If $$M=\begin{pmatrix} 1 & 1 & 0\\ 0 & 1 & 1\\ 0 & 0 & 1\\ \end{pmatrix}$$ is a matrix and $e^M=\sum_\limits{n=0}^{\infty}\frac{M^n}{n!}$ then find $\frac{1}{e}\sum_\limits{i=1}^{3}\sum_\limits{j=1}^{3} b_{ij}$ where $b_{ij}$ are entries of $e^M$.
I know the definition of $e^M$ and how to find $e^M$ for diagonalisable matrix, nilpotent matrix but I've no idea how to solve this please give some hints to solve this problem. Thanks in advance.
We can write $M=I+N$ where
$$ I = \begin{pmatrix}1&0&0 \\ 0&1&0 \\0&0&1 \end{pmatrix} \qquad N = \begin{pmatrix}0&1&0 \\ 0&0&1 \\0&0&0 \end{pmatrix} $$
Since $I$ is the identity, $N$ and $I$ commute; hence $e^{I+N} = e^I e^N$ and $N$ is nilpotent with index $3$. So, $N^3=0$
$$ e^I e^N = eI\cdot(I+N+\frac{1}{2}N^2) = e\begin{pmatrix}1&1&\frac{1}{2} \\ 0&1&1 \\0&0&1 \end{pmatrix}$$
Thus the sum of the entries of the matrix $M$ is $\displaystyle 5.5e$.
HINT
You know how to diagonalize a matrix, that is, to find a diagonal matrix $D$ and an orthogonal matrix $P$ (which will be the matrix whose columns are the eigenvectors of $M$) such that $$ M = PDP^{-1} $$ ($D$ will have the eigenvalues of $M$ on the diagonal elements.)

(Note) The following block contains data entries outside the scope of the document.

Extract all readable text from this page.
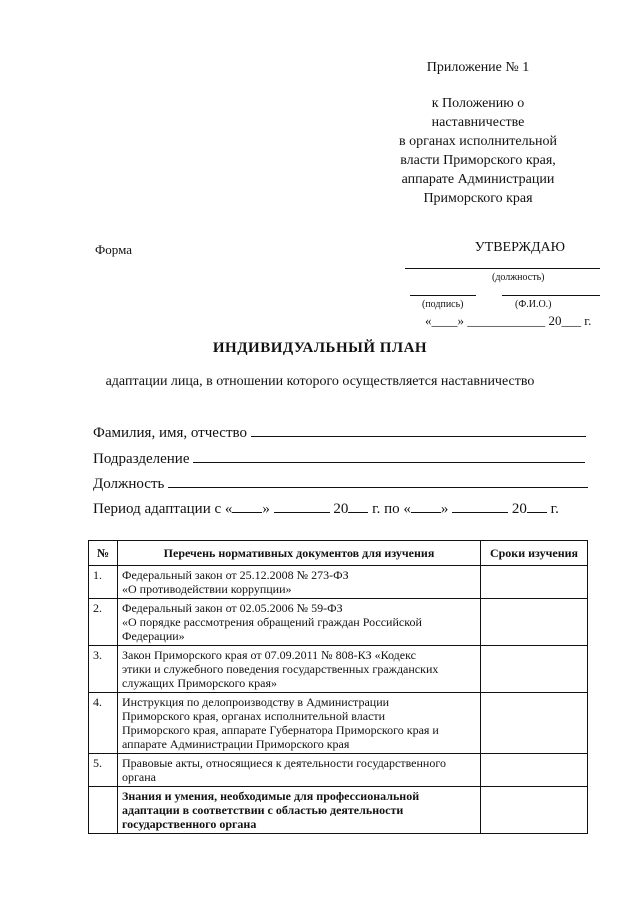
Приложение № 1
к Положению о
наставничестве
в органах исполнительной
власти Приморского края,
аппарате Администрации
Приморского края
Форма	УТВЕРЖДАЮ
(должность)
(подпись)	(Ф.И.О.)
«____» ____________ 20___ г.
ИНДИВИДУАЛЬНЫЙ ПЛАН
адаптации лица, в отношении которого осуществляется наставничество
Фамилия, имя, отчество
Подразделение
Должность
Период адаптации с « »	20 г. по « »	20 г.
№	Перечень нормативных документов для изучения	Сроки изучения
1.	Федеральный закон от 25.12.2008 № 273-ФЗ
«О противодействии коррупции»	

2.	Федеральный закон от 02.05.2006 № 59-ФЗ
«О порядке рассмотрения обращений граждан Российской
Федерации»	

3.	Закон Приморского края от 07.09.2011 № 808-КЗ «Кодекс
этики и служебного поведения государственных гражданских
служащих Приморского края»	

4.	Инструкция по делопроизводству в Администрации
Приморского края, органах исполнительной власти
Приморского края, аппарате Губернатора Приморского края и
аппарате Администрации Приморского края	

5.	Правовые акты, относящиеся к деятельности государственного
органа	

	Знания и умения, необходимые для профессиональной
адаптации в соответствии с областью деятельности
государственного органа	
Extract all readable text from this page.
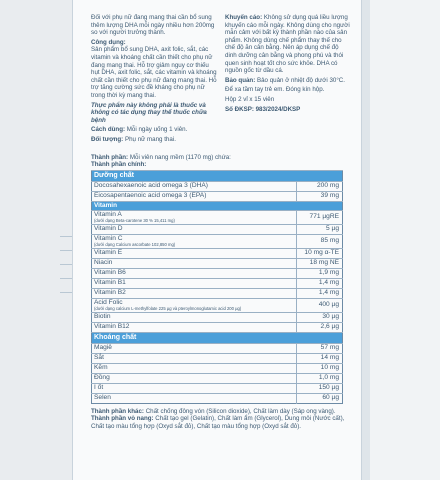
Đối với phụ nữ đang mang thai cần bổ sung thêm lượng DHA mỗi ngày nhiều hơn 200mg so với người trưởng thành.

Công dụng:
Sản phẩm bổ sung DHA, axit folic, sắt, các vitamin và khoáng chất cần thiết cho phụ nữ đang mang thai. Hỗ trợ giảm nguy cơ thiếu hụt DHA, axit folic, sắt, các vitamin và khoáng chất cần thiết cho phụ nữ đang mang thai. Hỗ trợ tăng cường sức đề kháng cho phụ nữ trong thời kỳ mang thai.

Thực phẩm này không phải là thuốc và không có tác dụng thay thế thuốc chữa bệnh

Cách dùng: Mỗi ngày uống 1 viên.

Đối tượng: Phụ nữ mang thai.

Khuyến cáo: Không sử dụng quá liều lượng khuyến cáo mỗi ngày. Không dùng cho người mẫn cảm với bất kỳ thành phần nào của sản phẩm. Không dùng chế phẩm thay thế cho chế độ ăn cân bằng. Nên áp dụng chế độ dinh dưỡng cân bằng và phong phú và thói quen sinh hoạt tốt cho sức khỏe. DHA có nguồn gốc từ dầu cá.

Bảo quản: Bảo quản ở nhiệt độ dưới 30°C.

Để xa tầm tay trẻ em. Đóng kín hộp.

Hộp 2 vỉ x 15 viên

Số ĐKSP: 983/2024/DKSP

Thành phần: Mỗi viên nang mềm (1170 mg) chứa:
Thành phần chính:
Dưỡng chất	
Docosahexaenoic acid omega 3 (DHA)	200 mg
Eicosapentaenoic acid omega 3 (EPA)	39 mg
Vitamin	
Vitamin A
(dưới dạng Beta-carotene 30 % 15,411 mg)	771 µgRE
Vitamin D	5 µg
Vitamin C
(dưới dạng Calcium ascorbate 102,850 mg)	85 mg
Vitamin E	10 mg α-TE
Niacin	18 mg NE
Vitamin B6	1,9 mg
Vitamin B1	1,4 mg
Vitamin B2	1,4 mg
Acid Folic
(dưới dạng calcium L-methylfolate 225 µg và pteroylmonoglutamic acid 200 µg)	400 µg
Biotin	30 µg
Vitamin B12	2,6 µg
Khoáng chất	
Magiê	57 mg
Sắt	14 mg
Kẽm	10 mg
Đồng	1,0 mg
I ốt	150 µg
Selen	60 µg
Thành phần khác: Chất chống đông vón (Silicon dioxide), Chất làm dày (Sáp ong vàng).
Thành phần vỏ nang: Chất tạo gel (Gelatin), Chất làm ẩm (Glycerol), Dung môi (Nước cất), Chất tạo màu tổng hợp (Oxyd sắt đỏ), Chất tạo màu tổng hợp (Oxyd sắt đỏ).
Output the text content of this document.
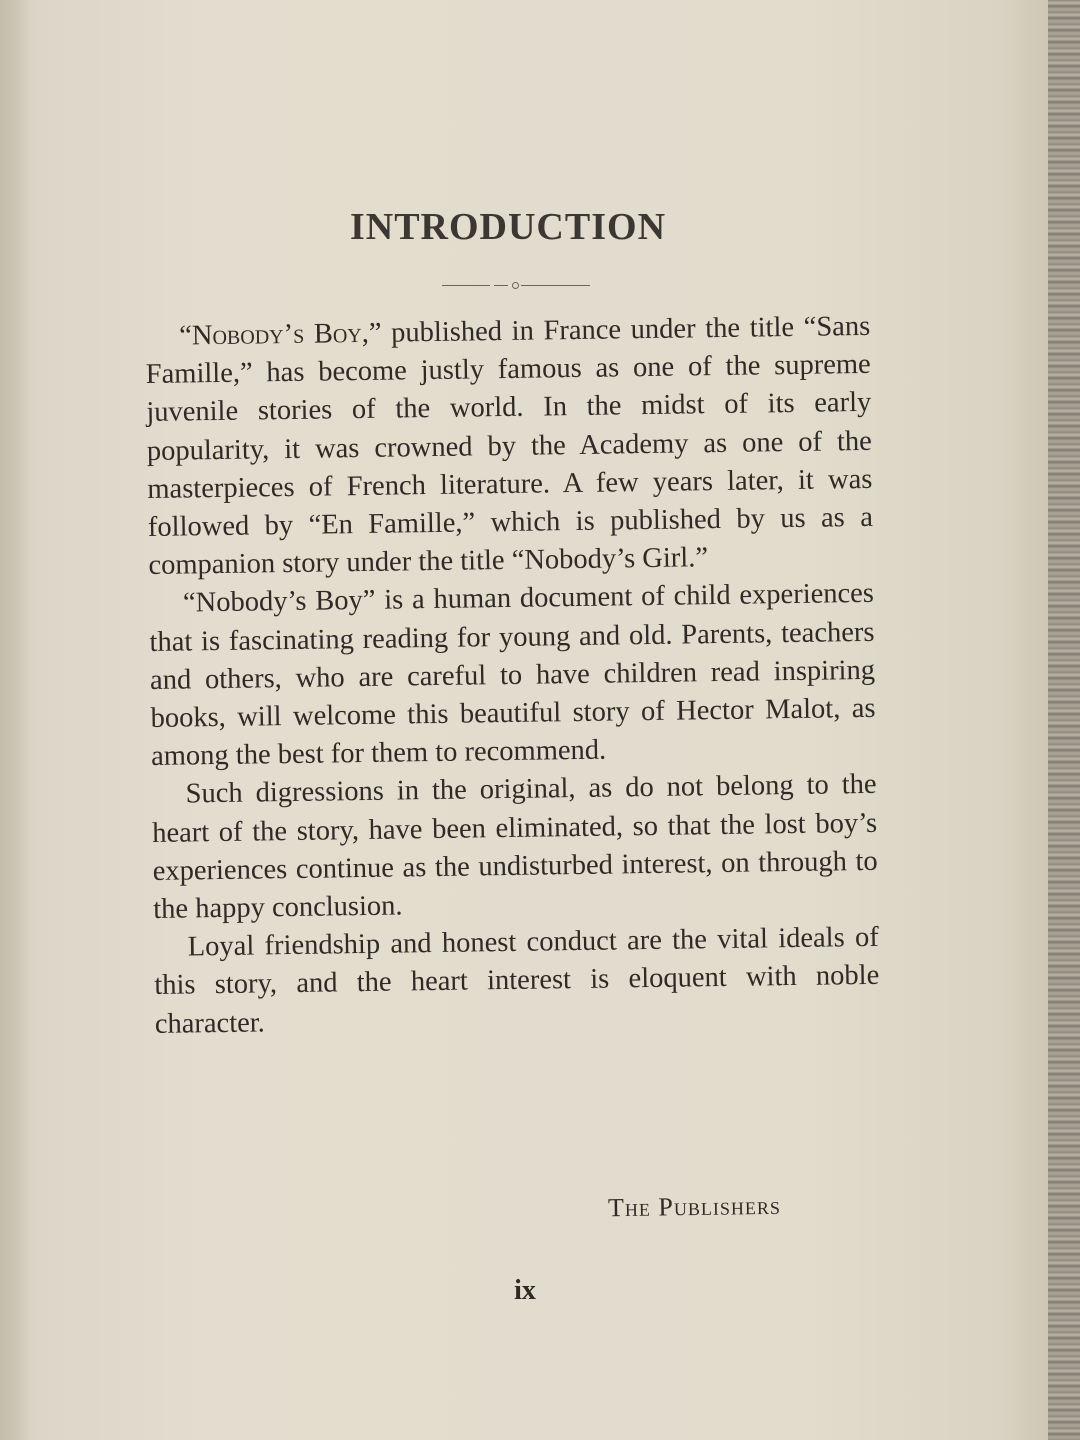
INTRODUCTION

“Nobody’s Boy,” published in France under the title “Sans Famille,” has become justly famous as one of the supreme juvenile stories of the world. In the midst of its early popularity, it was crowned by the Academy as one of the masterpieces of French literature. A few years later, it was followed by “En Famille,” which is published by us as a companion story under the title “Nobody’s Girl.”

“Nobody’s Boy” is a human document of child experiences that is fascinating reading for young and old. Parents, teachers and others, who are careful to have children read inspiring books, will welcome this beautiful story of Hector Malot, as among the best for them to recommend.

Such digressions in the original, as do not belong to the heart of the story, have been eliminated, so that the lost boy’s experiences continue as the undisturbed interest, on through to the happy conclusion.

Loyal friendship and honest conduct are the vital ideals of this story, and the heart interest is eloquent with noble character.

The Publishers
ix
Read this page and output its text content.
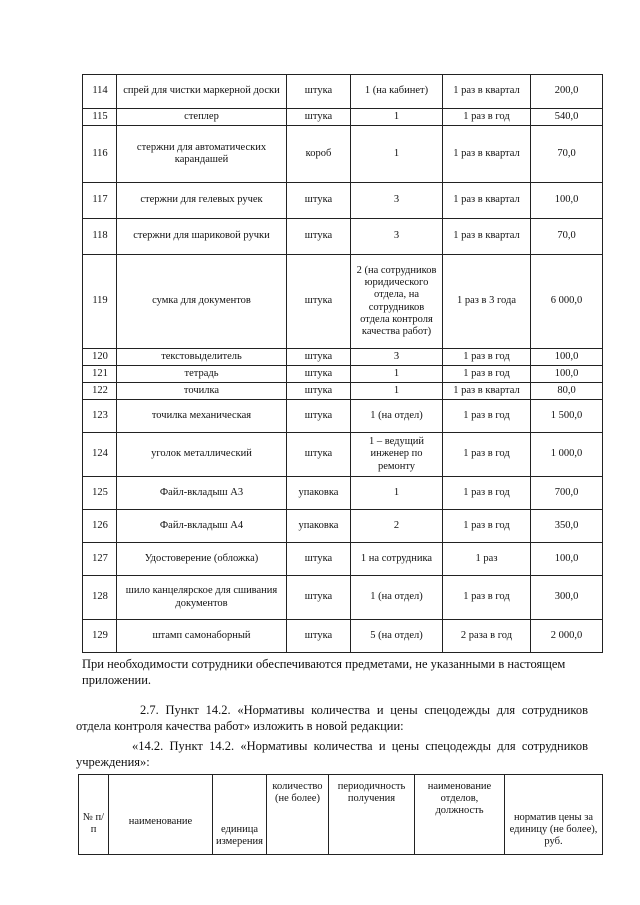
114	спрей для чистки маркерной доски	штука	1 (на кабинет)	1 раз в квартал	200,0
115	степлер	штука	1	1 раз в год	540,0
116	стержни для автоматических карандашей	короб	1	1 раз в квартал	70,0
117	стержни для гелевых ручек	штука	3	1 раз в квартал	100,0
118	стержни для шариковой ручки	штука	3	1 раз в квартал	70,0
119	сумка для документов	штука	2 (на сотрудников юридического отдела, на сотрудников отдела контроля качества работ)	1 раз в 3 года	6 000,0
120	текстовыделитель	штука	3	1 раз в год	100,0
121	тетрадь	штука	1	1 раз в год	100,0
122	точилка	штука	1	1 раз в квартал	80,0
123	точилка механическая	штука	1 (на отдел)	1 раз в год	1 500,0
124	уголок металлический	штука	1 – ведущий инженер по ремонту	1 раз в год	1 000,0
125	Файл-вкладыш А3	упаковка	1	1 раз в год	700,0
126	Файл-вкладыш А4	упаковка	2	1 раз в год	350,0
127	Удостоверение (обложка)	штука	1 на сотрудника	1 раз	100,0
128	шило канцелярское для сшивания документов	штука	1 (на отдел)	1 раз в год	300,0
129	штамп самонаборный	штука	5 (на отдел)	2 раза в год	2 000,0
При необходимости сотрудники обеспечиваются предметами, не указанными в настоящем приложении.
2.7. Пункт 14.2. «Нормативы количества и цены спецодежды для сотрудников отдела контроля качества работ» изложить в новой редакции:
«14.2. Пункт 14.2. «Нормативы количества и цены спецодежды для сотрудников учреждения»:
№ п/п	наименование	единица измерения	количество (не более)	периодичность получения	наименование отделов, должность	норматив цены за единицу (не более), руб.
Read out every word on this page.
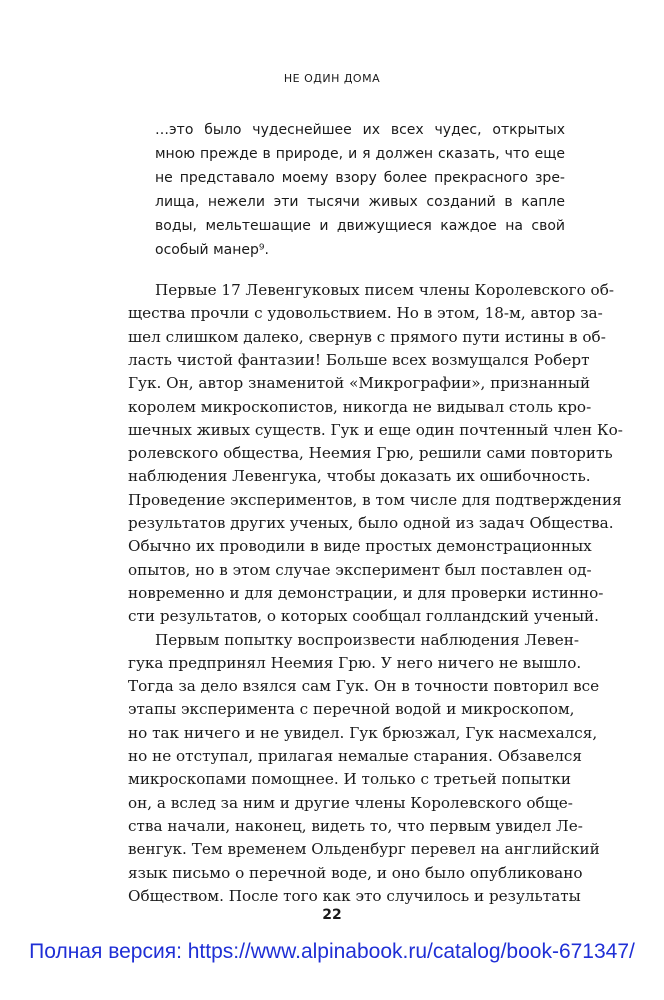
НЕ ОДИН ДОМА
…это было чудеснейшее их всех чудес, открытых
мною прежде в природе, и я должен сказать, что еще
не представало моему взору более прекрасного зре-
лища, нежели эти тысячи живых созданий в капле
воды, мельтешащие и движущиеся каждое на свой
особый манер⁹.
Первые 17 Левенгуковых писем члены Королевского об-
щества прочли с удовольствием. Но в этом, 18-м, автор за-
шел слишком далеко, свернув с прямого пути истины в об-
ласть чистой фантазии! Больше всех возмущался Роберт
Гук. Он, автор знаменитой «Микрографии», признанный
королем микроскопистов, никогда не видывал столь кро-
шечных живых существ. Гук и еще один почтенный член Ко-
ролевского общества, Неемия Грю, решили сами повторить
наблюдения Левенгука, чтобы доказать их ошибочность.
Проведение экспериментов, в том числе для подтверждения
результатов других ученых, было одной из задач Общества.
Обычно их проводили в виде простых демонстрационных
опытов, но в этом случае эксперимент был поставлен од-
новременно и для демонстрации, и для проверки истинно-
сти результатов, о которых сообщал голландский ученый.
Первым попытку воспроизвести наблюдения Левен-
гука предпринял Неемия Грю. У него ничего не вышло.
Тогда за дело взялся сам Гук. Он в точности повторил все
этапы эксперимента с перечной водой и микроскопом,
но так ничего и не увидел. Гук брюзжал, Гук насмехался,
но не отступал, прилагая немалые старания. Обзавелся
микроскопами помощнее. И только с третьей попытки
он, а вслед за ним и другие члены Королевского обще-
ства начали, наконец, видеть то, что первым увидел Ле-
венгук. Тем временем Ольденбург перевел на английский
язык письмо о перечной воде, и оно было опубликовано
Обществом. После того как это случилось и результаты
22
Полная версия: https://www.alpinabook.ru/catalog/book-671347/
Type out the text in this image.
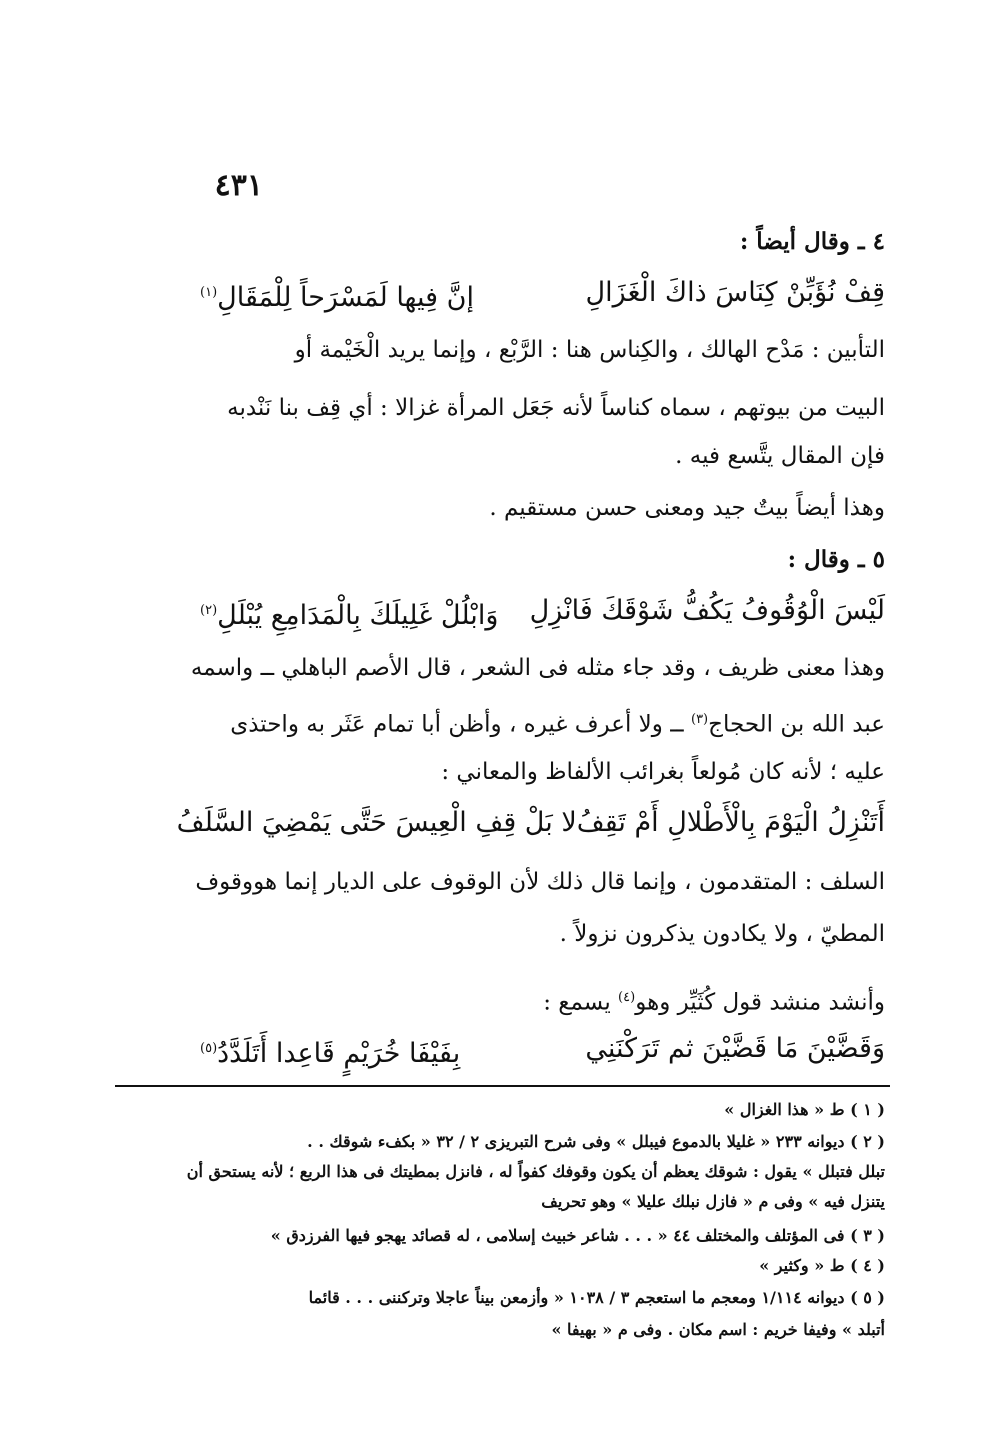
٤٣١
٤ ـ وقال أيضاً :
قِفْ نُؤَبِّنْ كِنَاسَ ذاكَ الْغَزَالِ
إنَّ فِيها لَمَسْرَحاً لِلْمَقَالِ$^{(١)}$
التأبين : مَدْح الهالك ، والكِناس هنا : الرَّبْع ، وإنما يريد الْخَيْمة أو
البيت من بيوتهم ، سماه كناساً لأنه جَعَل المرأة غزالا : أي قِف بنا نَنْدبه
فإن المقال يتَّسع فيه .
وهذا أيضاً بيتٌ جيد ومعنى حسن مستقيم .
٥ ـ وقال :
لَيْسَ الْوُقُوفُ يَكُفُّ شَوْقَكَ فَانْزِلِ
وَابْلُلْ غَلِيلَكَ بِالْمَدَامِعِ يُبْلَلِ$^{(٢)}$
وهذا معنى ظريف ، وقد جاء مثله فى الشعر ، قال الأصم الباهلي ــ واسمه
عبد الله بن الحجاج$^{(٣)}$ ــ ولا أعرف غيره ، وأظن أبا تمام عَثَر به واحتذى
عليه ؛ لأنه كان مُولعاً بغرائب الألفاظ والمعاني :
أَتَنْزِلُ الْيَوْمَ بِالْأَطْلالِ أَمْ تَقِفُ
لا بَلْ قِفِ الْعِيسَ حَتَّى يَمْضِيَ السَّلَفُ
السلف : المتقدمون ، وإنما قال ذلك لأن الوقوف على الديار إنما هووقوف
المطيّ ، ولا يكادون يذكرون نزولاً .
وأنشد منشد قول كُثَيِّر وهو$^{(٤)}$ يسمع :
وَقَضَّيْنَ مَا قَضَّيْنَ ثم تَرَكْنَنِي
بِفَيْفَا خُرَيْمٍ قَاعِدا أَتَلَدَّدُ$^{(٥)}$
( ١ ) ط « هذا الغزال »
( ٢ ) ديوانه ٢٣٣ « غليلا بالدموع فيبلل » وفى شرح التبريزى ٢ / ٣٢ « بكفء شوقك . .
تبلل فتبلل » يقول : شوقك يعظم أن يكون وقوفك كفواً له ، فانزل بمطيتك فى هذا الربع ؛ لأنه يستحق أن
يتنزل فيه » وفى م « فازل نبلك عليلا » وهو تحريف
( ٣ ) فى المؤتلف والمختلف ٤٤ « . . . شاعر خبيث إسلامى ، له قصائد يهجو فيها الفرزدق »
( ٤ ) ط « وكثير »
( ٥ ) ديوانه ١/١١٤ ومعجم ما استعجم ٣ / ١٠٣٨ « وأزمعن بيناً عاجلا وتركننى . . . قائما
أتبلد » وفيفا خريم : اسم مكان . وفى م « بهيفا »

Then for all $k$, $$ M^k = PD^kP^{-1} $$ since pairs of $P^{-1}P$ cancel out except at the left and right sides of the product.
Finally, notice how this lets you relate $e^M$ to $P e^D P^{-1}$ since you know how to exponentiate the diagonal matrix $D$.